Genscape Inc. reported that its aggregate demand sample for Florida, Georgia, Alabama and Mississippi had dropped about 470 MMcf/d Thursday to 9.38 Bcf/d, a 14-day low after averaging 10.19 Bcf/d over the prior two weeks.

“The biggest losses came from Mississippi, where demand fell about 180 MMcf/d d/d to 1.09 Bcf/d after averaging 1.34 Bcf/d over the last two weeks,” Genscape analysts Dominic Eggerman and Josh Garcia told clients Thursday. “Most of the losses came from lower power plant demand.”

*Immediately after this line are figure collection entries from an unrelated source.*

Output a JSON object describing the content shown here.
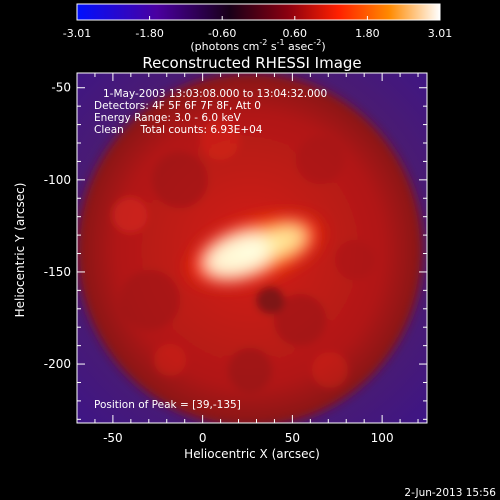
{
  "chart_data": [
    {
      "type": "colorbar",
      "ticks": [
        "-3.01",
        "-1.80",
        "-0.60",
        "0.60",
        "1.80",
        "3.01"
      ],
      "range": [
        -3.01,
        3.01
      ],
      "unit_label": {
        "main": "(photons cm",
        "sup1": "-2",
        "mid1": " s",
        "sup2": "-1",
        "mid2": " asec",
        "sup3": "-2",
        "end": ")"
      },
      "colormap": [
        "#0010ff",
        "#4a00a0",
        "#180018",
        "#8a0010",
        "#ff2000",
        "#ff8a00",
        "#ffffff"
      ]
    },
    {
      "type": "heatmap",
      "title": "Reconstructed RHESSI Image",
      "xlabel": "Heliocentric X (arcsec)",
      "ylabel": "Heliocentric Y (arcsec)",
      "xlim": [
        -70,
        125
      ],
      "ylim": [
        -232,
        -42
      ],
      "x_ticks": [
        "-50",
        "0",
        "50",
        "100"
      ],
      "y_ticks": [
        "-50",
        "-100",
        "-150",
        "-200"
      ],
      "x_tick_values": [
        -50,
        0,
        50,
        100
      ],
      "y_tick_values": [
        -50,
        -100,
        -150,
        -200
      ],
      "annotations": [
        "1-May-2003 13:03:08.000 to 13:04:32.000",
        "Detectors: 4F 5F 6F 7F 8F, Att 0",
        "Energy Range: 3.0 - 6.0 keV",
        "Clean     Total counts: 6.93E+04"
      ],
      "peak_text": "Position of Peak = [39,-135]",
      "peak": [
        39,
        -135
      ],
      "background_color": "#4a1a78",
      "disk_color": "#c61a1a",
      "source_color": "#fff8c0"
    }
  ],
  "footer": {
    "date": "2-Jun-2013 15:56"
  }
}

The Energy Information Administration (EIA) reported 22.1 GW of nuclear capacity outages Thursday, well above 11.5 GW of capacity outages at this time last year and more than the max of the prior five-year range. The nuclear outages included a 70% capacity outage at Alabama Power’s Farley plant, consistent with the utility’s stated plans to partially power down the facility ahead of Michael’s landfall this week.

In terms of supply, there were signs of Gulf of Mexico (GOM) operators getting underway with restoration activities, Eggerman and Garcia said. Genscape’s daily pipeline production estimate showed GOM output climbing 69 MMcf/d to 1,553 MMcf/d on Thursday, with that number subject to revision.

“Nautilus lifted the force majeure that evacuated personnel from the Ship Shoal 207 platform and shut in the Manta Ray Meter B,” the analysts said. “Previous 30-day average flows onto Nautilus at the Manta Ray Meter B gathering system averaged 204 MMcf/d.”

The Bureau of Safety and Environmental Enforcement reported that 744 MMcf/d (29.1%) of offshore gas production and 680,107 b/d (40.0%) of oil production had been shut in Thursday due to Michael.

Given the expected further gains in production, Transco Zone 4 next-day gas fell 18 cents to $3.145, and Transco Zone 5 dropped 23 cents to $3.115.